Mora mengernyit. Cowok sawo matang itu semakin menyebalkan, tidak hanya manja tapi tidak menunjukan kesopanan sedikit pun. Vino menggigit bibir bawahnya. Raut ketakutan yang tercetak di wajahnya membuat Devon langsung mengerti arti ekspresi wajah tembam itu.“Tinggal satu?”
Vino mengangguk takut.
Devon menghela napas.“Itu punya gue!”Tandasnya.
Mora mengerjap. Tanpa pikir panjang, dia mendorong kasar sosok tinggi di depannya. “Enak aja!Gue yang duluan ngomong!”
Devon membalikkan badannya. Tak menyangka ada orang yang berani memperlakukannya sekasar ini. Mata bulat berbulu mata lentik itu menyorotinya tajam, membuat Devon tersihir sesaat sebelum dia menyadari betapa ngerinya ekspresi cewek itu di balik wajah tirusnya.
Devon memendekkan jaraknya. Balas menatap dengan penuh intimidasi namun tatapan mata bulat itu lebih mengintimidasinya sehingga dia harus menahan napasnya sesaat sambil menelusuri setiap detail cantik di wajah itu.
“Kakek gue yang punya karaoke ini!”Semburnya setelah berhasil menguasai diri.
“So?” Balas Mora penuh tantangan. Kedua tangannya bertengger gagah di pinggangnya.
“Ya..jadi gue yang punya kekuasaan di sini!”
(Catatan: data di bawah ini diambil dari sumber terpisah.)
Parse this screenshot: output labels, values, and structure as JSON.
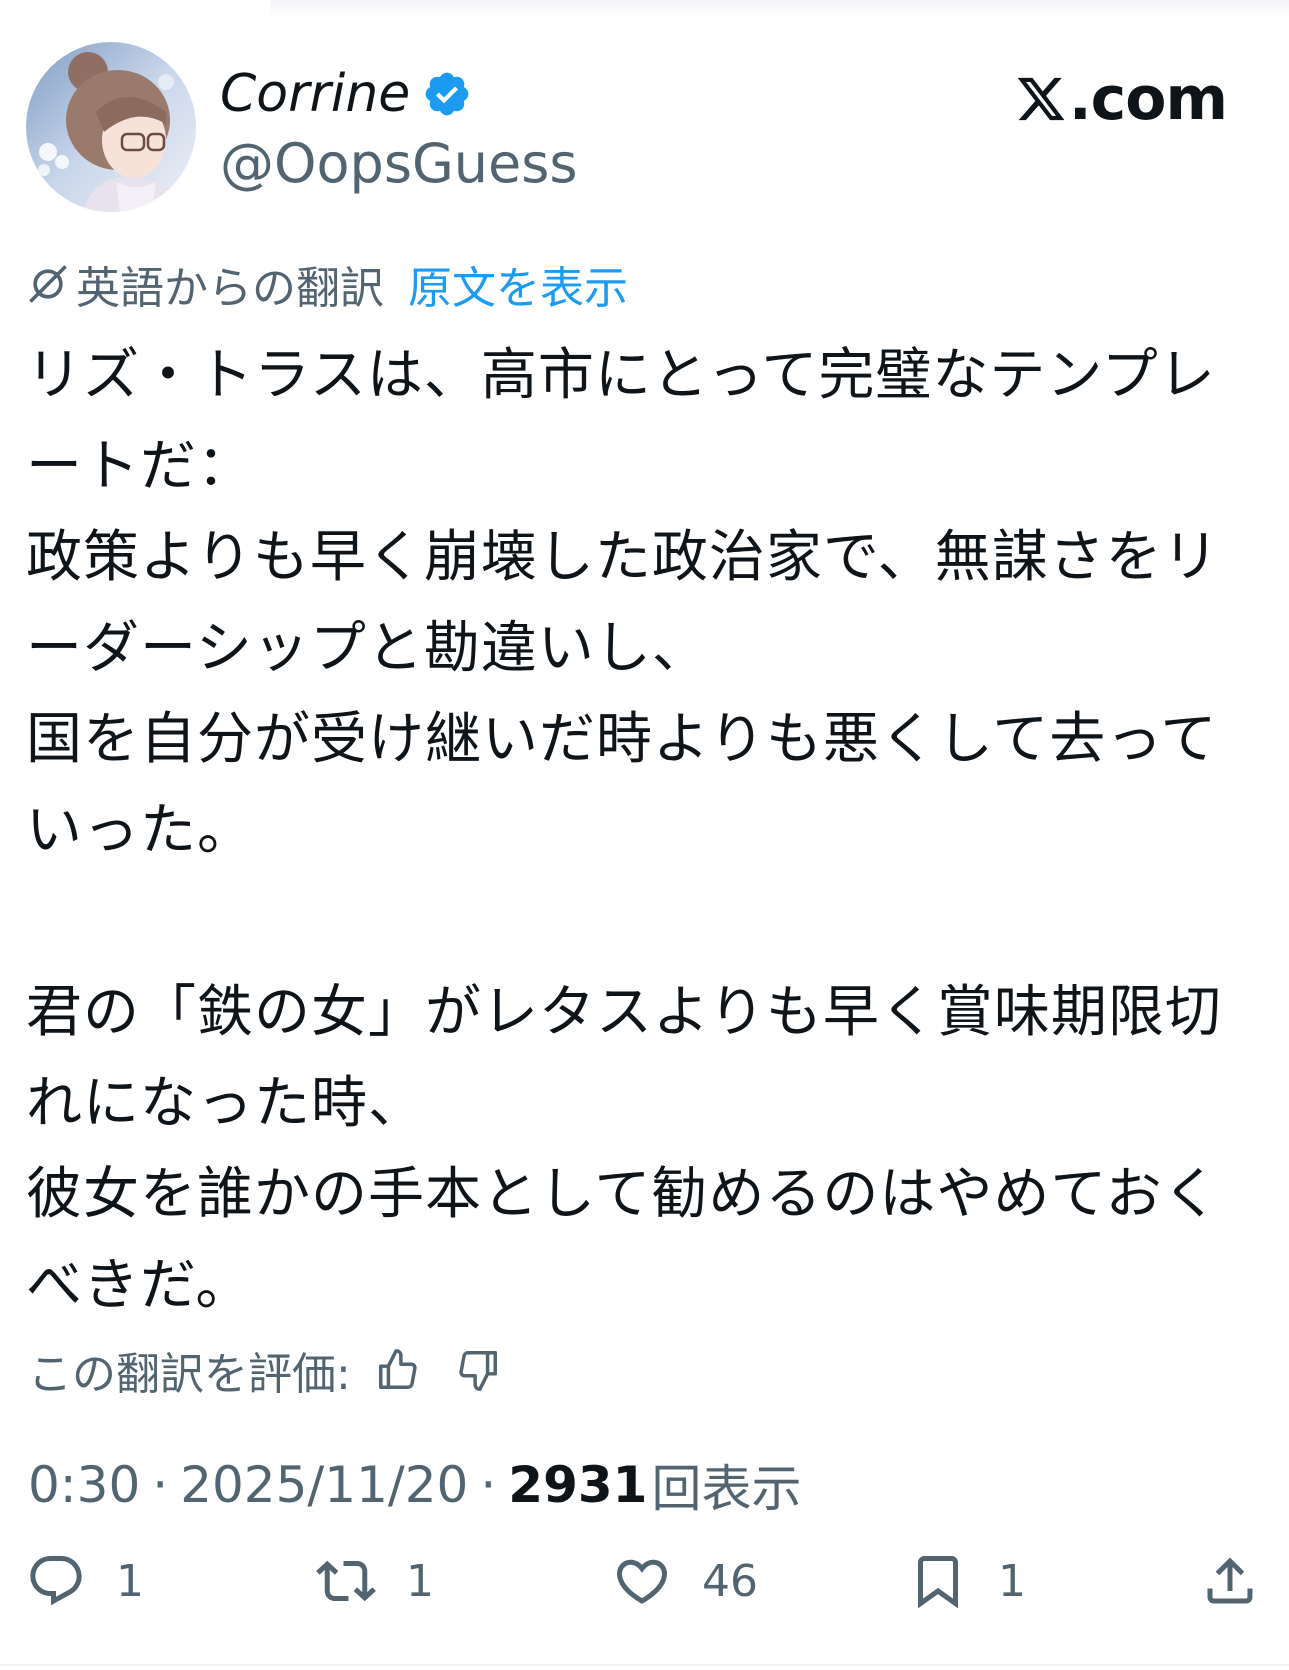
{
  "author": {
    "display_name": "Corrine",
    "handle": "@OopsGuess",
    "verified": true
  },
  "brand": {
    "text": ".com",
    "icon": "x-logo-icon"
  },
  "translation": {
    "label": "英語からの翻訳",
    "show_original": "原文を表示"
  },
  "tweet": {
    "text": "リズ・トラスは、高市にとって完璧なテンプレートだ：\n政策よりも早く崩壊した政治家で、無謀さをリーダーシップと勘違いし、\n国を自分が受け継いだ時よりも悪くして去っていった。\n\n君の「鉄の女」がレタスよりも早く賞味期限切れになった時、\n彼女を誰かの手本として勧めるのはやめておくべきだ。"
  },
  "rate": {
    "label": "この翻訳を評価:"
  },
  "meta": {
    "time": "0:30",
    "separator": "·",
    "date": "2025/11/20",
    "views": "2931",
    "views_label": "回表示"
  },
  "actions": {
    "replies": "1",
    "retweets": "1",
    "likes": "46",
    "bookmarks": "1"
  },
  "colors": {
    "accent": "#1d9bf0",
    "text_primary": "#0f1419",
    "text_secondary": "#536471"
  }
}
“Yang punya tempat ini kakek lo. Bukan lo. Jangan jadi orang yang seenaknya.”Tekanan penuh terdengar jelas di setiap kalimat itu. Rambut keriting Mora bergoyang-goyang saking kuatnya dia melontarkan kalimat itu.
Devon menggerakan telunjuknya.“Denger ya! Tempat ini sepenuhnya milik gue, karena ini bakal jadi warisan buat gue!” Air bertetesan dari sela-sela rambut Devon yang semakin menambah ketegangan wajah oval itu.
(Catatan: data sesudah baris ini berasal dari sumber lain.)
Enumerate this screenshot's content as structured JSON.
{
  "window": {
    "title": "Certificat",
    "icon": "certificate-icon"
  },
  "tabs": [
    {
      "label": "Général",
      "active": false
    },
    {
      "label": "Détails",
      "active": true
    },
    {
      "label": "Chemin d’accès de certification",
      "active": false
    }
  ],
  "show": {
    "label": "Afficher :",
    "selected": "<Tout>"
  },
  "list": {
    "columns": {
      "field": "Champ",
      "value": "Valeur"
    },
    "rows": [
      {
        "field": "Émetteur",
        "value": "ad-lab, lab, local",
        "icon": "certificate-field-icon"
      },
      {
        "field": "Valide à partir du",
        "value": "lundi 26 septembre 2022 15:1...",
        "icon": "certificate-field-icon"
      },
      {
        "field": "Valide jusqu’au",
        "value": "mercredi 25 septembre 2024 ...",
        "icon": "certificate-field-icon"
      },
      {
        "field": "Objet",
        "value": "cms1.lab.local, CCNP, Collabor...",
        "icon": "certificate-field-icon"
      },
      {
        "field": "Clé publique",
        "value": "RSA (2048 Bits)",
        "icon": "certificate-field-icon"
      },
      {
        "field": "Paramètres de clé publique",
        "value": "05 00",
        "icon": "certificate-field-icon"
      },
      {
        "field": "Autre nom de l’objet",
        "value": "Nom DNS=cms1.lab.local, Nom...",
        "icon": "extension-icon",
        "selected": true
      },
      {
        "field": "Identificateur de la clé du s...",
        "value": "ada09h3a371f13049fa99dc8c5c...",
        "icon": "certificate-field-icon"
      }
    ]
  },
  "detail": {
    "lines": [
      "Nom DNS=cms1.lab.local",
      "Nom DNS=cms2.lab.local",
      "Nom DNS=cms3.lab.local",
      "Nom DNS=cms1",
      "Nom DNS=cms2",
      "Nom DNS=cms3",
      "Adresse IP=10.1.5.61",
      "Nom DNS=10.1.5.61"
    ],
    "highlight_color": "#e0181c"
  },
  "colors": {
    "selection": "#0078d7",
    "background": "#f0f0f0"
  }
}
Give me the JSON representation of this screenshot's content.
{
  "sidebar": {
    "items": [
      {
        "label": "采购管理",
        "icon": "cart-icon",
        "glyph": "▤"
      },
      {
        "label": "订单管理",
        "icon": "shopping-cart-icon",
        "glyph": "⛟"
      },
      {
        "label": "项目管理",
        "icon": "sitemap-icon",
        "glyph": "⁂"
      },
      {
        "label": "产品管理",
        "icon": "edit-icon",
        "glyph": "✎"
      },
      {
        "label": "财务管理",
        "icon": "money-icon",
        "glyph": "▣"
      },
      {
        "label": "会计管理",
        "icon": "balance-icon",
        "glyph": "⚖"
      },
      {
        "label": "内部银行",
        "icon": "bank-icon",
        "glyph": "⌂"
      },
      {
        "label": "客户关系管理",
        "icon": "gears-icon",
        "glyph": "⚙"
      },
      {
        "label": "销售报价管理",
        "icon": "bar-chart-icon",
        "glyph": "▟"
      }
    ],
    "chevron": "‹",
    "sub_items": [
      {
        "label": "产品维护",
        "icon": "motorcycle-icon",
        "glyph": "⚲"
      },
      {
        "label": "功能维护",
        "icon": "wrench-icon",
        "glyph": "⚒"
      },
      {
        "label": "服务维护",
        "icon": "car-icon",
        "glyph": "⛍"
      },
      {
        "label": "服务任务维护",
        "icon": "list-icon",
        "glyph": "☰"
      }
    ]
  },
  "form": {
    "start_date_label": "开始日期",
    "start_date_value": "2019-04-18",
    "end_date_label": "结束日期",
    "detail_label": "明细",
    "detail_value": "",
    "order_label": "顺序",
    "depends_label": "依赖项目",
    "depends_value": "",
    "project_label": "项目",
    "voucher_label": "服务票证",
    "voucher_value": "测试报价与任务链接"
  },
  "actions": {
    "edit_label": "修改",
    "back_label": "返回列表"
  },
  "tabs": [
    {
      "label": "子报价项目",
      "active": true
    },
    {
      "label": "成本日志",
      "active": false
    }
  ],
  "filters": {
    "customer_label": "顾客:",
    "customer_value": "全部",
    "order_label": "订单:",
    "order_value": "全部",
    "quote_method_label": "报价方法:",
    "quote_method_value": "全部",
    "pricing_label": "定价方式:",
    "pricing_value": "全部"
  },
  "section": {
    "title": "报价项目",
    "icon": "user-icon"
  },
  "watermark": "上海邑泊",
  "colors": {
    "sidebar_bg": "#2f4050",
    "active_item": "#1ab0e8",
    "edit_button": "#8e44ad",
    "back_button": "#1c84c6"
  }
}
“Baru bakal. Berarti belum! Dasar cowok manja!”
Tiga kata terakhir mengundang gelak tawa Nanzo, Revi dan Taki seolah sedang menjawab kebenaran dari tiga kata terakhir itu.
“Cewek barbar!”
Mora menghentakan kakinya. “Gue emang barbar tapi gue nggak manja kayak lo. Itu lebih baik daripada menggunakan kekuasaan keluarga buat berlaku sewenang-wenang.” Tangannya langsung terangkat, menginterupsi Devon yang hendak bernafsu membalasnya. “Karena gue yakin lo nggak bakal mau ngalah, jadi…” Mora melipat tangannya di dada sambil meniupkan napas kuat-kuat.“Kita taruhan!”
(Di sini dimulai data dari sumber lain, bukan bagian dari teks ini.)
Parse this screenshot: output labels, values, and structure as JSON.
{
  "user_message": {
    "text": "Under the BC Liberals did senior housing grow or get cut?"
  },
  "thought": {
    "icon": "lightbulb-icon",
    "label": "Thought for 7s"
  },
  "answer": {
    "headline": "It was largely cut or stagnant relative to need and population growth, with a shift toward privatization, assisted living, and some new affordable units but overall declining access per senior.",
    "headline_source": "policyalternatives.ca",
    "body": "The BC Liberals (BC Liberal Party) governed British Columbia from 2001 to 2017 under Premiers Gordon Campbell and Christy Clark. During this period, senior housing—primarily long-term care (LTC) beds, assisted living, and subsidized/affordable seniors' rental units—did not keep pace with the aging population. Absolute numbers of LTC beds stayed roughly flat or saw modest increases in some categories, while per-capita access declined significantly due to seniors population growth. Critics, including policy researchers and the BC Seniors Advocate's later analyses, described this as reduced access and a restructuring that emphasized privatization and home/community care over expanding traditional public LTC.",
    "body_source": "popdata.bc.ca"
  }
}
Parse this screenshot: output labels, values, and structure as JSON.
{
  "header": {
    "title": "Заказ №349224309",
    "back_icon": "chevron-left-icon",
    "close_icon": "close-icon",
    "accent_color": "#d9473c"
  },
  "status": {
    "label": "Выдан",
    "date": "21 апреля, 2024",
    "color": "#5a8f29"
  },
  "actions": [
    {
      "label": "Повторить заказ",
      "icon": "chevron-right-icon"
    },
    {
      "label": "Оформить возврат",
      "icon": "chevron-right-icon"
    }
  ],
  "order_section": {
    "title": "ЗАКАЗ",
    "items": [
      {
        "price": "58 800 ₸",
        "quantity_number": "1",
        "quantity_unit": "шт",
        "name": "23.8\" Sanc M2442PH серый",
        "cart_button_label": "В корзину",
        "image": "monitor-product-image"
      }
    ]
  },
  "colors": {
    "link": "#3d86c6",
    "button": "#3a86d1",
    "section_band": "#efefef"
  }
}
Devon mengangguk penuh semangat bahkan tanpa sadar dia menaikkan lengan kemejanya seolah akan bertarung. Mora tak kuasa menahan senyum menggelikan melihat tingkah cowok itu.
“Kita taruhan lari di luar sana!” Tandas Mora.
Refleks, aksi sok hebat Devon terhenti. Terdengar cekikikan dari tiga sobatnya yang seolah memperingatkan kalau dia baru saja kalah taruhan lari.
“Cewek sih, tapi nyalinya gede banget.” Bisik Taki.
“Lo yakin mau ngalahin dia? Dia hentakin kaki aja tempat karaoke ini langsung bergetar.”Giliran Revi membisikkan kalimat yang menurunkan nyali Devon.
“Ya udah gue aja yang lari, kecuali kalau lo pengen duit lo aman.”Bisikan Nanzo setidaknya membantu tapi dibaliknya penuh dengan penghinaan.
Devon mengibaskan tangannya ke kiri dan kanan, menghalau bisikan tiga sobatnya yang tidak berguna. Dia boleh kalah lari dari si sepupunya yang atlit lari nasional itu tapi tidak dengan cewek keriting barbar ini. Lagian ini waktu mereka bersenang-senang selain berlatih musik di studio yang sering mereka lakukan di akhir pekan.
Devon mengulurkan tangannya. “Oke..gue teri--.”
“Gue yang lari.”Nanzo menyerobot, menarik tangan Mora lalu menggengamnya, menyalaminya tanda setuju. ”Gue yang lari,dia lagi flu. Kasihan nanti suaranya sumbang soalnya dia vokalis di band kita.”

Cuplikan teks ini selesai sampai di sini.